A weak form of acetic acid, apple cider vinegar is made from crushed apples that are combined with yeast and sugar, fermented into alcohol, and then fermented again into sour vinegar. For thousands of years, it has been used in diverse traditional wellness practices, from soothing sunburns and jellyfish stings, to cleansing the skin, and in a number of internal applications.** In fact, historical records show that Hippocrates used apple cider vinegar mixed with honey to help his patients as early as 400 B.C.**
Today, this tangy substance may offer a range of wellness benefits.** It supplies abundant essential nutrients, including folic acid, potassium, calcium, iron, copper, magnesium, pectin, B vitamins and vitamin C. For some, apple cider vinegar might help to maintain healthy blood sugar levels already within normal range.** It also may have an influence on triglyceride and LDL cholesterol levels already within normal range, which are both indicators of overall cardiovascular health.**
Apple cider vinegar may have a role to play in weight management programs, as it may help to promote satiety, or a feeling of fullness, as well as supporting desirable body mass.** Additional folk uses include promoting comfort in joints and muscles, assisting with detoxification efforts, helping with stomach issues, and maintaining healthy skin.**
Apple Cider Vinegar Supplements
Apple cider vinegar supplements are available in liquid, tablet, or capsule form. Liquid apple cider vinegar can be ingested (diluted with water) or applied topically. Tablet and capsules can achieve high potency, and are made from apple cider vinegar powder. Some prefer tablets and capsules because they don’t have the strong smell and taste associated with liquid vinegar.

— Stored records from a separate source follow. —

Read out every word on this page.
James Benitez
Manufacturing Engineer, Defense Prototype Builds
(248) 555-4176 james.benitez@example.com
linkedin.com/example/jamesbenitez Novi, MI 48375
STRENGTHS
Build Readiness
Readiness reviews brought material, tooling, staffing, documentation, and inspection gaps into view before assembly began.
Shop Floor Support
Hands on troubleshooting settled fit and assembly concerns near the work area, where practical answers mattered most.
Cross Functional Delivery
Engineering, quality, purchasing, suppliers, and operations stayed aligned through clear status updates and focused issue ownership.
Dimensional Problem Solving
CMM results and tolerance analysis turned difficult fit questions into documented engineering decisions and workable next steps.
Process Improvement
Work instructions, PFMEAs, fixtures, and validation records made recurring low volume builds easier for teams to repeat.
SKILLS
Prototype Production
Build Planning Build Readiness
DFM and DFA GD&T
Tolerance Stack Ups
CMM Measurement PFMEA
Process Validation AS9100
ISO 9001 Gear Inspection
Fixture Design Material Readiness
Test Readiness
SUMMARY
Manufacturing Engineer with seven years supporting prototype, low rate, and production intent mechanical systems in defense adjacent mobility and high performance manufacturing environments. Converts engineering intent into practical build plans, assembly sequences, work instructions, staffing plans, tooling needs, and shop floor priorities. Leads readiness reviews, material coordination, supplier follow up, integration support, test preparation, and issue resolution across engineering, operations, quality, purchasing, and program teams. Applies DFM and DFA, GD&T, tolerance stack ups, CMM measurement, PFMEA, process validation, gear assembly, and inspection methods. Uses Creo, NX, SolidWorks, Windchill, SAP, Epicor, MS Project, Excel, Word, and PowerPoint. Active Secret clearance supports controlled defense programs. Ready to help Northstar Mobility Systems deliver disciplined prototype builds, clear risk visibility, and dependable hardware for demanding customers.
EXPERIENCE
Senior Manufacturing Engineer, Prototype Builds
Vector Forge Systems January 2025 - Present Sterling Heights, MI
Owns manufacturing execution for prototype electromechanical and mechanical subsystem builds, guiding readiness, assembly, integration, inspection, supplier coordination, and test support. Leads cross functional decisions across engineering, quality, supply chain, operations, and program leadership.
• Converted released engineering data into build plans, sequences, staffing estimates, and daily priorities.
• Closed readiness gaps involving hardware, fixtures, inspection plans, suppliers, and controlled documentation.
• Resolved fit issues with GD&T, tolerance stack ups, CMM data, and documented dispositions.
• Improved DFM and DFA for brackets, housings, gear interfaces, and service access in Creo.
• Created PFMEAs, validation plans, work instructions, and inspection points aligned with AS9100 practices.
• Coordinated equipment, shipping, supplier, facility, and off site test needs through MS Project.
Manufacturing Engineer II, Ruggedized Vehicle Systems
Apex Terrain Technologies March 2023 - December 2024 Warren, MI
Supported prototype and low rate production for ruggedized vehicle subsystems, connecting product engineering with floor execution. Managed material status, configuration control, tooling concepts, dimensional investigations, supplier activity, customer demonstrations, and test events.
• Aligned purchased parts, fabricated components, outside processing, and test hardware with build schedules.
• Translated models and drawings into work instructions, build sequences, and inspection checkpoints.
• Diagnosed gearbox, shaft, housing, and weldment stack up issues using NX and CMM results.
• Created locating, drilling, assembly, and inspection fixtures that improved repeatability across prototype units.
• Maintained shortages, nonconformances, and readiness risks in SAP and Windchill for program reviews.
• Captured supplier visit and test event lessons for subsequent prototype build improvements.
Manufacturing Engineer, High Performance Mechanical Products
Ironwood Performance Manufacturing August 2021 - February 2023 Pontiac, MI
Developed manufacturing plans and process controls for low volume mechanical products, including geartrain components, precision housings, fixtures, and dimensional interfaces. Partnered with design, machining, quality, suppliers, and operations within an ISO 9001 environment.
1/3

Apple Cider Vinegar Directions for Use
Before adding these supplements to your wellness program, consult with a healthcare professional. No standard apple cider vinegar dosage has been established for this supplement. Tablets and capsules may contain from 245 mg to 900 mg of apple cider vinegar. The liquid form is typically administered in 2 tablespoon servings that are mixed with water.